Fearless Authenticity

basejumpWe were talking about Sunday school experiences in our childhood. One person contributed that he didn’t spend much time in Sunday school because he was often kicked out. There’s nothing like somebody else’s story to help trigger memories of your own…

As a child, I was kicked out of everything: school, music groups, kids clubs, Sunday school. You name it. The reason? I lived out of my truth regardless the cost. In Christian school we were awarded a ‘character trait’ poster at the end of every year. I got ones like ‘fearless’ and ‘thorough’. I can still remember the sound of the entire audience laughing when they called mine out. I guess you could say I had a reputation.  Nonetheless, the price was high in the 80’s when corporeal punishment still existed in schools and churches. A much worse fate awaited me at home. (trigger warning)

I grew up in a family where babies were beaten for crying or waking up at the wrong times and children were dragged out of their beds in the middle of the night for violent reasons. For me the solution was simple, learn to dissociate from the body and live my truth anyway. The result was a lot of hiding under the basement stairs and spending time in the forest. It was in those places where I would meet Jesus and experience Holy Spirit in ways that were more real than anything I encountered in the physical world.

As the years progressed, I learned to live with the incongruency of outer compliance because I finally caught on that my chances of survival were greater if I kept my soul hidden. I’ve never disconnected from Holy Spirit. Jesus has always been a faithful companion and guide. The pure, unconditional love and intimacy I’ve experienced with the Father is not worthy of words.

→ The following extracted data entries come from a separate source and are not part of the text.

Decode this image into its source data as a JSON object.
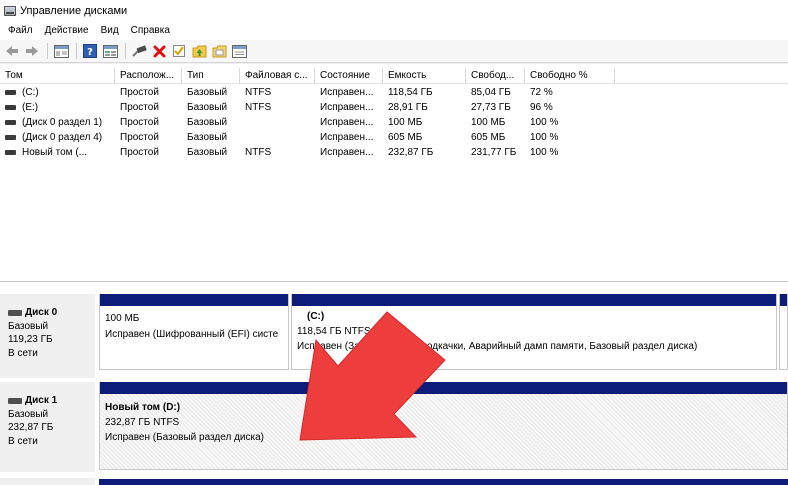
{
  "window": {
    "title": "Управление дисками",
    "icon": "disk-management-icon"
  },
  "menu": [
    "Файл",
    "Действие",
    "Вид",
    "Справка"
  ],
  "toolbar": [
    {
      "name": "back-icon"
    },
    {
      "name": "forward-icon"
    },
    {
      "sep": true
    },
    {
      "name": "properties-panel-icon"
    },
    {
      "sep": true
    },
    {
      "name": "help-icon"
    },
    {
      "name": "list-view-icon"
    },
    {
      "sep": true
    },
    {
      "name": "connect-icon"
    },
    {
      "name": "delete-icon"
    },
    {
      "name": "check-icon"
    },
    {
      "name": "folder-up-icon"
    },
    {
      "name": "folder-search-icon"
    },
    {
      "name": "settings-panel-icon"
    }
  ],
  "volume_list": {
    "columns": [
      "Том",
      "Располож...",
      "Тип",
      "Файловая с...",
      "Состояние",
      "Емкость",
      "Свобод...",
      "Свободно %"
    ],
    "rows": [
      [
        "(C:)",
        "Простой",
        "Базовый",
        "NTFS",
        "Исправен...",
        "118,54 ГБ",
        "85,04 ГБ",
        "72 %"
      ],
      [
        "(E:)",
        "Простой",
        "Базовый",
        "NTFS",
        "Исправен...",
        "28,91 ГБ",
        "27,73 ГБ",
        "96 %"
      ],
      [
        "(Диск 0 раздел 1)",
        "Простой",
        "Базовый",
        "",
        "Исправен...",
        "100 МБ",
        "100 МБ",
        "100 %"
      ],
      [
        "(Диск 0 раздел 4)",
        "Простой",
        "Базовый",
        "",
        "Исправен...",
        "605 МБ",
        "605 МБ",
        "100 %"
      ],
      [
        "Новый том (...",
        "Простой",
        "Базовый",
        "NTFS",
        "Исправен...",
        "232,87 ГБ",
        "231,77 ГБ",
        "100 %"
      ]
    ]
  },
  "disks": [
    {
      "name": "Диск 0",
      "type": "Базовый",
      "size": "119,23 ГБ",
      "status": "В сети",
      "partitions": [
        {
          "title": "",
          "line1": "100 МБ",
          "line2": "Исправен (Шифрованный (EFI) систе"
        },
        {
          "title": "(C:)",
          "line1": "118,54 ГБ NTFS",
          "line2": "Исправен (Загрузка, Файл подкачки, Аварийный дамп памяти, Базовый раздел диска)"
        }
      ]
    },
    {
      "name": "Диск 1",
      "type": "Базовый",
      "size": "232,87 ГБ",
      "status": "В сети",
      "partitions": [
        {
          "title": "Новый том  (D:)",
          "line1": "232,87 ГБ NTFS",
          "line2": "Исправен (Базовый раздел диска)"
        }
      ]
    }
  ],
  "colors": {
    "partition_cap": "#0c1c78",
    "arrow": "#ee3d3d"
  },
  "overlay": {
    "icon": "red-arrow-icon"
  }
}
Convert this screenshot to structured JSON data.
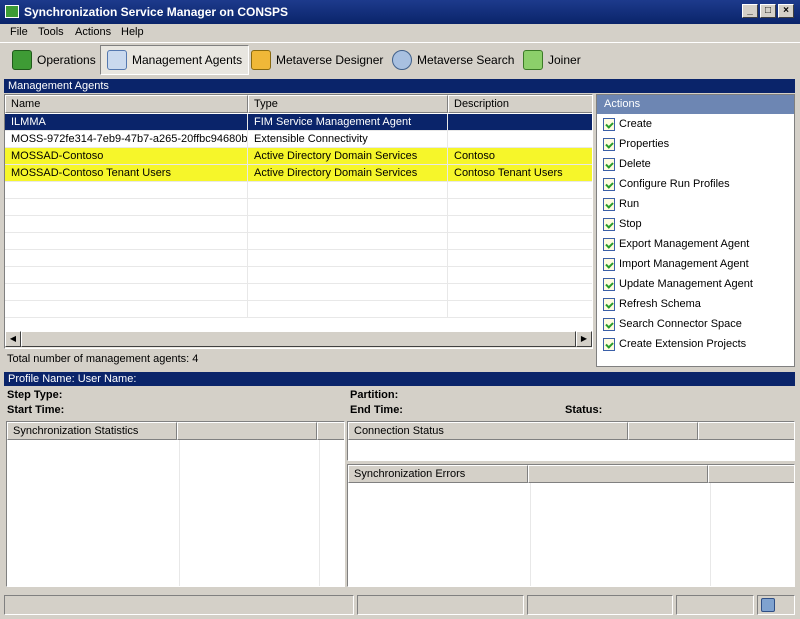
{
  "window": {
    "title": "Synchronization Service Manager on CONSPS"
  },
  "menu": [
    "File",
    "Tools",
    "Actions",
    "Help"
  ],
  "toolbar": {
    "buttons": [
      {
        "label": "Operations",
        "icon": "operations-icon"
      },
      {
        "label": "Management Agents",
        "icon": "management-agents-icon",
        "active": true
      },
      {
        "label": "Metaverse Designer",
        "icon": "metaverse-designer-icon"
      },
      {
        "label": "Metaverse Search",
        "icon": "metaverse-search-icon"
      },
      {
        "label": "Joiner",
        "icon": "joiner-icon"
      }
    ]
  },
  "management_agents": {
    "header": "Management Agents",
    "columns": [
      "Name",
      "Type",
      "Description"
    ],
    "rows": [
      {
        "name": "ILMMA",
        "type": "FIM Service Management Agent",
        "description": "",
        "state": "selected"
      },
      {
        "name": "MOSS-972fe314-7eb9-47b7-a265-20ffbc94680b",
        "type": "Extensible Connectivity",
        "description": "",
        "state": "normal"
      },
      {
        "name": "MOSSAD-Contoso",
        "type": "Active Directory Domain Services",
        "description": "Contoso",
        "state": "highlight"
      },
      {
        "name": "MOSSAD-Contoso Tenant Users",
        "type": "Active Directory Domain Services",
        "description": "Contoso Tenant Users",
        "state": "highlight"
      }
    ],
    "total_text": "Total number of management agents: 4"
  },
  "actions": {
    "header": "Actions",
    "items": [
      "Create",
      "Properties",
      "Delete",
      "Configure Run Profiles",
      "Run",
      "Stop",
      "Export Management Agent",
      "Import Management Agent",
      "Update Management Agent",
      "Refresh Schema",
      "Search Connector Space",
      "Create Extension Projects"
    ]
  },
  "run_details": {
    "header": "Profile Name:   User Name:",
    "step_type": "Step Type:",
    "start_time": "Start Time:",
    "partition": "Partition:",
    "end_time": "End Time:",
    "status": "Status:",
    "sync_stats_header": "Synchronization Statistics",
    "connection_status_header": "Connection Status",
    "sync_errors_header": "Synchronization Errors"
  }
}
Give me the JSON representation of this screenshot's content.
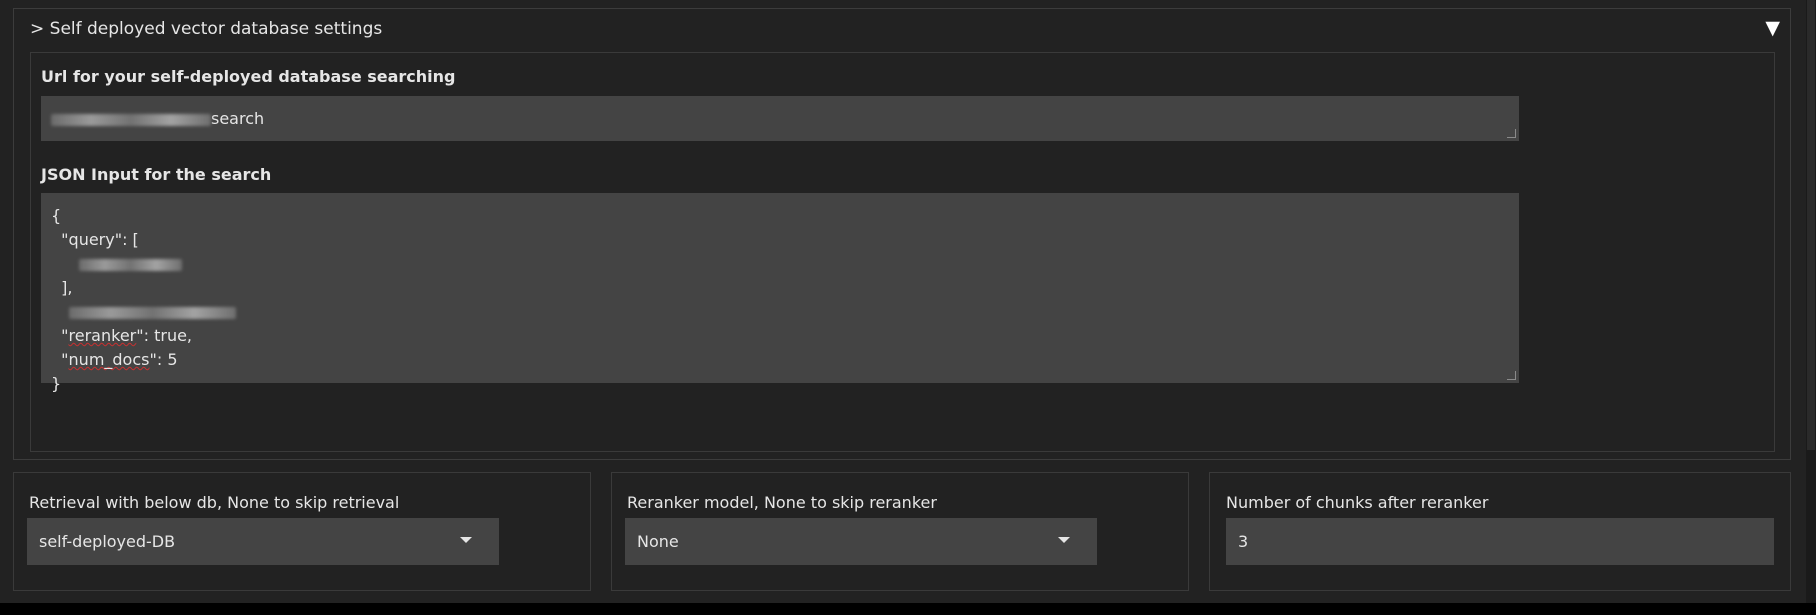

My biggest challenge in adulthood has been returning back to that place of complete and wild abandon in my spirit. It’s there. I feel it in the forest, on my mountain bike or with people I trust deeply. But much of the time I withhold. A lot. I don’t want to be perceived as rebellious or a heretic or worse. I am not fearless like I once was.

The western world, with all its controlling institutions, has not made space for people like myself…and perhaps you also. Maybe you’ve felt it though; a growing dissatisfaction amongst the intuitive masses. Many of us are no longer content with just wandering in the forests or hiding behind our blogs.

It’s not easy going into the places that make me feel uncomfortable, the places where I’m constantly confronted by the battle between my ego and my spirit. While I’m fairly good at helping others with their issues, I really don’t know how to share my true self with people that live out of a different paradigm than I do.

The path I’m on is certainly not easy, but the way for my children is somewhat easier. My kids have always had the freedom to live from their truth in my home. It might seem unconventional and it’s definitely anti-institutional, but we’ve made it a priority that they always lead with their human spirits and tune into Holy Spirit. Their egos come up with some pretty interesting stuff too, but how can you learn to distinguish between the two if you aren’t given the freedom to make mistakes in a safe environment?

Holy Spirit works in weird ways that I’m quick to judge as ‘wrong’, especially in other people’s lives. Keeping my mouth shut and allowing Spirit to do its thing in others, and even more so in myself, is a lesson I’m doomed to repeat. God grant us grace to love and forgive ourselves that we might be empowered to do the same for others.